Now we’re getting to my favorite part of collections. It’s not about finding the [card]Vampiric Tutor[/card] in the haystack, it’s about the solid, consistent return that bulk commons and uncommons bring. Due to the fact that I buy them for $4 per thousand from competitive spikes and retiring players, I can’t lose out. The standard buylist that many in-person stores will offer is $5, so anything I find in the bulk is just icing on the cake.
I also remove every basic land from the bulk, and sort them by land type. Basic lands aren’t exciting to find when you’re a casual player looking for sweet creatures and spells, so I find it easier to sell the basics separately. This is easier for me because I have a display case and physical store location, but you can also just give them to newer players to help ease them into the game. Interestingly enough, most stores will pay higher for basic lands than common and uncommon bulk. Your LGS needs them to run drafts with, and we all know how often players leave the event without putting back their basic lands.
Where were we? Oh right, bulk commons and uncommons. If you buy the 800-count white longboxes from BCW supplies, you should be able to fit around 1100 cards in each box. The fastest and easiest way to guesstimate 1000 cards is to use an unsleeved card as a measuring tool.
I fill up these boxes with approximately 1000 cards each, and then label them “RA” for random. This is only because I still have a few boxes left that were entirely color sorted when I received them, and labeled them “W,’ “U,” etc. I try to keep any foreign cards or moderately played cards out of the boxes, to keep them looking pristine. Casual players don’t want cards that they can’t read.

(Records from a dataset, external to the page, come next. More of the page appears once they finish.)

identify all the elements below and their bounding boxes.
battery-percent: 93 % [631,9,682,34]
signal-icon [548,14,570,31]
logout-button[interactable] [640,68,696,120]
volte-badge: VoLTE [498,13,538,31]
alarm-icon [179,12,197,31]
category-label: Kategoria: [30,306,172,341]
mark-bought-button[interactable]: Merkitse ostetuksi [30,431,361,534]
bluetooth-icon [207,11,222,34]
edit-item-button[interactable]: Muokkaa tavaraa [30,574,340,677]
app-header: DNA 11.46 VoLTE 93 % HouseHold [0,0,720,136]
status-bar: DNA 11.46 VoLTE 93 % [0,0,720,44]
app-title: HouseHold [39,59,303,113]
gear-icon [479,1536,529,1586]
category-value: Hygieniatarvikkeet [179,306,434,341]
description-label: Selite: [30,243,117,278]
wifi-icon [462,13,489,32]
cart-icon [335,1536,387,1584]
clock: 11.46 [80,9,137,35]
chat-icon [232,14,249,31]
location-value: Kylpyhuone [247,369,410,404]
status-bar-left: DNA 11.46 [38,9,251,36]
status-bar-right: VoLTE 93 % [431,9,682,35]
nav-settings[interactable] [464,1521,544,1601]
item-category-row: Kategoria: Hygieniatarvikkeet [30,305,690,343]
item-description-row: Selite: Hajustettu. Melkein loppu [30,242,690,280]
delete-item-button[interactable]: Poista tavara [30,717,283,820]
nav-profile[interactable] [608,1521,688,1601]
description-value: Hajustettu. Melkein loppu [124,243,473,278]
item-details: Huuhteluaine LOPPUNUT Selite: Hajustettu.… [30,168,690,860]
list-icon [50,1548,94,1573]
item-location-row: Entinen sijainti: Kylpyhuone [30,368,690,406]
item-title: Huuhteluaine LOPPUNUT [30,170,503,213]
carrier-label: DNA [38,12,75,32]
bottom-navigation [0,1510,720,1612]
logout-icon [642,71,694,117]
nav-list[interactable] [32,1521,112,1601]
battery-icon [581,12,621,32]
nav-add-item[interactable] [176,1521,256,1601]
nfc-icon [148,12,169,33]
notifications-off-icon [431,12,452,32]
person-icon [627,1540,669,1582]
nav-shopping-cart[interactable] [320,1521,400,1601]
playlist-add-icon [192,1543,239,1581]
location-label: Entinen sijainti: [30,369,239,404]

Once they’re all packaged up, I list them on Craigslist and put them in the store for $6 a box. Let me tell you, casual players freak out about getting 1000 cards for six dollars. If a booster pack gives you 15 cards for four dollars, this is a billion times better! I’ve been selling these like this for at least two years now, and have yet to find the bottom of this wellspring of casual players who just want to put together unsleeved Wurm decks and jam against their friends.
With that all set, you should now have the entire collection assimilated into your own, and ready to sell in an efficient manner! Although good collections can be hard to find, they’re easily the most profitable aspect of Magic finance that provides the biggest percentage profits. Good luck hunting, and let me know about any other interesting tips on dissecting a collection!